Casi no tenemos datos ni conocemos historias más allá del día en que los barcos llegaron al puerto y de la zona de tercera clase bajaron ellos. Hacía mucho tiempo que se habían quitado los largos abrigos negros, los sombreros y las barbas. Generaciones. Eran judíos asimilados a dos grandes ciudades rusas: Odesa y Minsk. Salieron en 1910. Por eso la familia no fue parte de los setenta y cinco mil que vivieron encerrados en el gueto más grande de Bielorrusia. Aunque es más lógico pensar que alguien quedaría, ¿no? Algunos primos o tíos. Parientes. Amigos. Nunca lo supimos. El día que escribí que hablaban ídish, mi madre saltó ¡Hablaban ruso! ¡No venían del shtetl! Éramos hijos, nietos y bisnietos de la modernidad. No del oscurantismo. Eso quería decir la frase de mamá. Unos estaban metidos en los movimientos revolucionarios y por eso habían tenido que escapar. Los otros eran músicos. Mi bisabuelo dirigía coros y le enseñó un instrumento a cada uno de sus hijos. También a las mujeres. Aún hoy, muchos de sus descendientes se dedican a la música. Hablaban ruso, es verdad… Aunque cuando mi abuela no quería que nosotros entendiéramos lo que charlaba con su hija, entonces sí lo decía en ídish. En realidad, habían aprendido esa lengua en su nuevo país, a principios del siglo pasado, para poder hablar con otros judíos. Se volvió entonces el idioma de los afectos, de las complicidades. Éramos hijos de la modernidad. Quizás fuera por eso por lo que la memoria familiar anterior a la llegada al puerto se reducía a unas pocas anécdotas y a la mesa de Luisa, mi abuela: gefiltefish, kreplach, borsch… Se me hace agua la boca. No había celebraciones ni rituales religiosos. Toda su vida, cantó los tangos más reos con la misma picardía y emoción –o más– que cualquier porteño. «Mi madre –nos contaba cuando todavía recordaba– nos lavaba la boca con jabón si nos escuchaba diciendo esas palabrotas». Y volvía a cantarlos a voz en cuello para diversión de sus nietos. Unas pocas anécdotas y la comida, cada tanto, en su casa. La herencia, la memoria, nos permitía ir ligeros de equipaje. O eso creíamos.
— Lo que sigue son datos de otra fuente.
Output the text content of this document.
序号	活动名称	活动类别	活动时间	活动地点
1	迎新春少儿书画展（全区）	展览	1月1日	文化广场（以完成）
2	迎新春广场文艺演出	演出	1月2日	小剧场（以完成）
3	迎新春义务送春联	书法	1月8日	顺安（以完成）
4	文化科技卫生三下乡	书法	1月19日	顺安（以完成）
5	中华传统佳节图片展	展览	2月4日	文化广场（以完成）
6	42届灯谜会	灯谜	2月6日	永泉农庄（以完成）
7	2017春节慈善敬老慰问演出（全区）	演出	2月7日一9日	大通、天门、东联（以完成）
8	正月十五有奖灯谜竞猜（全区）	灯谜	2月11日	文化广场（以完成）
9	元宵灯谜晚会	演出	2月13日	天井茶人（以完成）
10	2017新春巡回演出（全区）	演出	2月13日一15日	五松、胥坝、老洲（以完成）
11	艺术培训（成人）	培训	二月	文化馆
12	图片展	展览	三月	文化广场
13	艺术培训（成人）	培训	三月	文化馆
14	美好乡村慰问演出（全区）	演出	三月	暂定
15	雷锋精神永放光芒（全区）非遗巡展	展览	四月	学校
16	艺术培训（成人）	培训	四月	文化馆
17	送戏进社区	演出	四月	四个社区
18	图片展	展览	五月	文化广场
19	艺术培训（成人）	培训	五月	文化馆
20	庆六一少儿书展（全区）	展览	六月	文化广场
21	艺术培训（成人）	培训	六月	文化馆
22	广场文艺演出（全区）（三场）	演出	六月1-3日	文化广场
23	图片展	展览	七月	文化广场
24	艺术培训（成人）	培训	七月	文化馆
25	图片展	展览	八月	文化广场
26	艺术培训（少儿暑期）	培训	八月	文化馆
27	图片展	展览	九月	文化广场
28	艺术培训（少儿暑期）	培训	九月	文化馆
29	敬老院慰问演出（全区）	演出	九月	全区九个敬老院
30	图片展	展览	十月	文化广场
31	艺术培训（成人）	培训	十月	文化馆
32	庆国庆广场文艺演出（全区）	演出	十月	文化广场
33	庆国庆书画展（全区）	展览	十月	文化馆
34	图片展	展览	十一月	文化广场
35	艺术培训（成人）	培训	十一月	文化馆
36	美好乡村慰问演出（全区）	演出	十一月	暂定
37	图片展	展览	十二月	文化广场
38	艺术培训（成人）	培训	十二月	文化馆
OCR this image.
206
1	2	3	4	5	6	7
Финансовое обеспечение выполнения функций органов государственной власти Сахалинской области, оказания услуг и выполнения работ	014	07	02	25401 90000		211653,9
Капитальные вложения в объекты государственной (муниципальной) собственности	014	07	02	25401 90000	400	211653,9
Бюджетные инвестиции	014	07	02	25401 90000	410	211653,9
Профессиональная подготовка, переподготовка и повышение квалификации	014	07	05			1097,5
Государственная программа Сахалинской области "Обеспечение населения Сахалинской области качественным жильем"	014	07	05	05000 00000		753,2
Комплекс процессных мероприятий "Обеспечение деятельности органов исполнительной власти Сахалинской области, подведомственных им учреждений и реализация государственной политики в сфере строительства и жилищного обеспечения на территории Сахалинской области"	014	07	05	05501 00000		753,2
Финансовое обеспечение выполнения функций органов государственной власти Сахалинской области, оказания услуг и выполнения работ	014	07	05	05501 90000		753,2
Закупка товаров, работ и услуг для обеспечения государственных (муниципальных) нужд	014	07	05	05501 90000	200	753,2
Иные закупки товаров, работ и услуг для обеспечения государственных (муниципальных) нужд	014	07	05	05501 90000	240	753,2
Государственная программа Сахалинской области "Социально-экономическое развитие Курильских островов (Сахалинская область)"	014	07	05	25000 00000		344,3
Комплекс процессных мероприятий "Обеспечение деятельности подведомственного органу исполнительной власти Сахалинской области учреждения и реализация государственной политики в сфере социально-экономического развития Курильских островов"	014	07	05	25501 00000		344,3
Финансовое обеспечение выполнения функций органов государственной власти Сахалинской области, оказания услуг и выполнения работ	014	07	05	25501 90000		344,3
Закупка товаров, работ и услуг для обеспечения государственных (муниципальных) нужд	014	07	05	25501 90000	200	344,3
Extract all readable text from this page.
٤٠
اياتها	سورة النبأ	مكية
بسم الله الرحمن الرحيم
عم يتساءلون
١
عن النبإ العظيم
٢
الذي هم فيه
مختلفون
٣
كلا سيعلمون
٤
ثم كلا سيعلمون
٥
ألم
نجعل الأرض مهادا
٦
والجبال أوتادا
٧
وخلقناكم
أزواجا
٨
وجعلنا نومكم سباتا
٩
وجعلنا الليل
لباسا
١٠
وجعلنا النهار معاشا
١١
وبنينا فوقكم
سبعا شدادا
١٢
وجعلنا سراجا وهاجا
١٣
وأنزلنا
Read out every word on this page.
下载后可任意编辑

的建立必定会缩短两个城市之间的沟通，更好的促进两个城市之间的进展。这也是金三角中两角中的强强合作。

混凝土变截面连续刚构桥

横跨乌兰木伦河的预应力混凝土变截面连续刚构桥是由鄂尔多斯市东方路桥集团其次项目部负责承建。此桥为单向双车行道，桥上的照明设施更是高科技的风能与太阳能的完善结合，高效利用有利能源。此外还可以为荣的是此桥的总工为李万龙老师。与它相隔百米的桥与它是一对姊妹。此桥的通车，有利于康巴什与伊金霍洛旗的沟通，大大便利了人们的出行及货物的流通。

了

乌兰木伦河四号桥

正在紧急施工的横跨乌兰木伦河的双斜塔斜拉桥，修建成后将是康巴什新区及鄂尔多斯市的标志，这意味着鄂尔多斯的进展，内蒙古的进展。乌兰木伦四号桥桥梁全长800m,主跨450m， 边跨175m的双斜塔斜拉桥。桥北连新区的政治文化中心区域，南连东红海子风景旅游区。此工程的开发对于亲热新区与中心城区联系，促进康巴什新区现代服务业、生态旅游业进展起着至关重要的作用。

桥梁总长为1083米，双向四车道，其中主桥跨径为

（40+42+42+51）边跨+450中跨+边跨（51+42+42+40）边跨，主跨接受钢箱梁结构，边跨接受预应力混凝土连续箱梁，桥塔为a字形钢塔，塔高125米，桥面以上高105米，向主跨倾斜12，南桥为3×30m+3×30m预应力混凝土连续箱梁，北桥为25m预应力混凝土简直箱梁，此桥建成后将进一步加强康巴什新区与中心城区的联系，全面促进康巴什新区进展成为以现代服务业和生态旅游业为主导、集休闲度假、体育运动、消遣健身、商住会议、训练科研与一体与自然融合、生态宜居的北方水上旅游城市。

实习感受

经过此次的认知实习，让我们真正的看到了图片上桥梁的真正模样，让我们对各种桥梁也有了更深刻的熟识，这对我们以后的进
Hago ejercicio, trato de comer de manera sana, tomo sólo un par de vasos de vino a la semana y varios litros de agua al día, uso ropa interior sexy…, pero ya tengo más de cincuenta años. Frente a eso no hay nada que hacer. He comenzado a ser más joven que mi cuerpo. Sin embargo, me preocupa menos el efecto de la «ley de gravedad» que la angustiante sensación de que la vida se pasa tan rápidamente que me paraliza. Qué obviedad. ¿Por qué no hice todo lo que quise hacer hace diez, veinte, treinta años? Le sigo dando vueltas a la tarjeta del genetista. ¿Qué es lo que quiero saber? O mejor dicho: lo que no quiero saber. Me pasé años tratando de construir una vida distinta a la de mi familia. Lejos. Si no hubiera sido así supongo que aún seguiría viviendo ahí adentro, asfixiada y enana pero feliz. Y ahora, de pronto, tengo que averiguar cuán profundamente está presente la herencia. El color de los ojos, la densidad de los huesos, los gestos idénticos a los que hacen mis hermanos, el tono de voz. ¿La enfermedad?